Victoria sabía a quién se refería incluso antes de volverse y encontrar la mirada de Ha-Din clavada en Christian. El joven no dijo nada, ni hizo el menor gesto. Se limitó a sostener su mirada, impasible.
—Eres un shek –concluyó el Padre a media voz.
Hubo nuevos murmullos entre la multitud y alguna exclamación ahogada. Varios guerreros avanzaron con la intención de atacar a Christian, pero Ha-Din alzó la mano, pidiendo silencio, y todos le obedecieron.
—Soy un shek –admitió Christian. Pero no dijo nada más. El Archimago se volvió hacia los recién llegados, irritado:
—¿Cómo os habéis atrevido a traer a una de estas criaturas al bosque de Awa?
—Él no... –empezó Victoria, pero el pensamiento de Gaedalu inundó las mentes de todos, y no admitía ser ignorado:
«¡Este era el último lugar seguro para nosotros! Ahora que los sheks han conseguido entrar en él, nada podrá salvarnos. Ni siquiera la profecía».

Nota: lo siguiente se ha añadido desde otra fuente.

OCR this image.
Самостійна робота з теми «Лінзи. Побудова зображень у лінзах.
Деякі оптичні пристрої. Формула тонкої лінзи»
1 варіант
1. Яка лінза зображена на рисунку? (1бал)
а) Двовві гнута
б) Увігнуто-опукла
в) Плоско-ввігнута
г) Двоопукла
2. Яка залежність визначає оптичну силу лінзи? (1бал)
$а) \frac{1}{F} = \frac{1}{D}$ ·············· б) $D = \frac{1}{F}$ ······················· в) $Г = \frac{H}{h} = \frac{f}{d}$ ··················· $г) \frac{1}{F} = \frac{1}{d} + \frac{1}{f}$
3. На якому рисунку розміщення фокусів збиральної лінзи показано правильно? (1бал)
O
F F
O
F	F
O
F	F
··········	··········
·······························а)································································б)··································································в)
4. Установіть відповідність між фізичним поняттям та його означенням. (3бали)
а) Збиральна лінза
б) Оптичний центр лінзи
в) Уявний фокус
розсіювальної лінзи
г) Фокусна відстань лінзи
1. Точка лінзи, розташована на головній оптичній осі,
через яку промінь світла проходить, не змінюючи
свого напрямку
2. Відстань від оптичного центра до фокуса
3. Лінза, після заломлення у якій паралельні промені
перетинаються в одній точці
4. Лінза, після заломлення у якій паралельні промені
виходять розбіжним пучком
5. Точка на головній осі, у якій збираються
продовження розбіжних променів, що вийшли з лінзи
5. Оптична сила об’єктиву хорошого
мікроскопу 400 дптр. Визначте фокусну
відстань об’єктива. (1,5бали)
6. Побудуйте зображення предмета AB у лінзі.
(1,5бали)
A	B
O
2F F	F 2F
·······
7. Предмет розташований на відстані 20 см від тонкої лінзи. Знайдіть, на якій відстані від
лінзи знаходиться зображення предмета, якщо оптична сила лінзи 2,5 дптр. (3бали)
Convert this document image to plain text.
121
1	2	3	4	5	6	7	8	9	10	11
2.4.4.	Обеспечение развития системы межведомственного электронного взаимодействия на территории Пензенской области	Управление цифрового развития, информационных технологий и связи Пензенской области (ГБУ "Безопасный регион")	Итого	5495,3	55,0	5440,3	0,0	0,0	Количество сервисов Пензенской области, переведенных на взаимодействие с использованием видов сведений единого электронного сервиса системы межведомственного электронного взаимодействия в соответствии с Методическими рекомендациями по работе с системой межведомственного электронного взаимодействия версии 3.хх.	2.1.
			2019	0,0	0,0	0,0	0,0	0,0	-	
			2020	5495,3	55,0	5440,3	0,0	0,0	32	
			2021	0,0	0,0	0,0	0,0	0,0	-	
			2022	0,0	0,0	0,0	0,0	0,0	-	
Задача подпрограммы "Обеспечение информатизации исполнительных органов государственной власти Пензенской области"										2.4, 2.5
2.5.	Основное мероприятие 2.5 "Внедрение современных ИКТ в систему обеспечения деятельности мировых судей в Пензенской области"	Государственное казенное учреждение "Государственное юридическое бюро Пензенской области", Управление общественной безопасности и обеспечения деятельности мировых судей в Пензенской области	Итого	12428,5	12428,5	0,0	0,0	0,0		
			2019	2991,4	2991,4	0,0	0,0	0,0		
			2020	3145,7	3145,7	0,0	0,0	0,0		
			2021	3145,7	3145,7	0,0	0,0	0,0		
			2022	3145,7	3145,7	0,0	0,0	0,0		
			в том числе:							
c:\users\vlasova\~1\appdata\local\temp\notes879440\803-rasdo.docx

—¡No, esperad! –gritó Victoria, al ver que las palabras de Qaydar y Gaedalu empezaban a sublevar a la multitud–. Él no es como los demás. Nos ha ayudado a llegar hasta aquí. ¡Escuchadme todos! Christian es de los nuestros. Me ha... salvado la vida en varias ocasiones –concluyó en voz baja–. Los otros sheks lo consideran un traidor por eso.
Ha-Din avanzó hasta ella y la miró a los ojos. Victoria sostuvo su mirada, resuelta y serena, esperando tal vez un sondeo telepático, o algo parecido, porque no le cabía duda de que el celeste estaba intentando averiguar si decía la verdad. Pero no notó ninguna intrusión en su mente. Y, sin embargo, el Padre concluyó su examen anunciando en voz alta:
—Es cierto lo que dice. Y no debemos olvidar que la profecía hablaba también de un shek.
Gaedalu asintió, de mala gana. El Padre se aproximó entonces a Christian, que no se movió.
—¿Estás con nosotros, muchacho?
—Estoy con ella –respondió el joven, señalando a Victoria con un gesto–. Si eso implica estar con vosotros, entonces, sí, lo estoy.
Hubo nuevos murmullos, algunos indignados e incluso escandalizados. Jack detectó enseguida lo que estaba sucediendo, y quiso advertir a Victoria, pero no tenía modo de hacerlo sin que lo oyesen Qaydar y Gaedalu, que seguían junto a ellos.
—A mí me basta con eso –anunció Ha-Din.
«A mí, no», dijo Gaedalu. «Nos has recordado la profecía, Ha-Din, y si es cierto que este joven es el shek de quien hablaron los Oráculos, entonces su papel ya se ha cumplido. Sería innoble por nuestra parte ejecutarlo, es verdad, pero también sería una locura acogerlo entre nosotros. Ya no lo necesitamos, y dudo que haya dejado de ser lo que es».
—El shek debe marcharse –concluyó el Archimago.
—¡Pero no puede marcharse! –gritó Victoria, para hacerse oír sobre el gentío–. ¡Si lo expulsamos de aquí, lo estamos condenando a muerte de todas formas! ¡Los otros sheks lo matarán!
Se oyeron exclamaciones que pedían la muerte para Christian.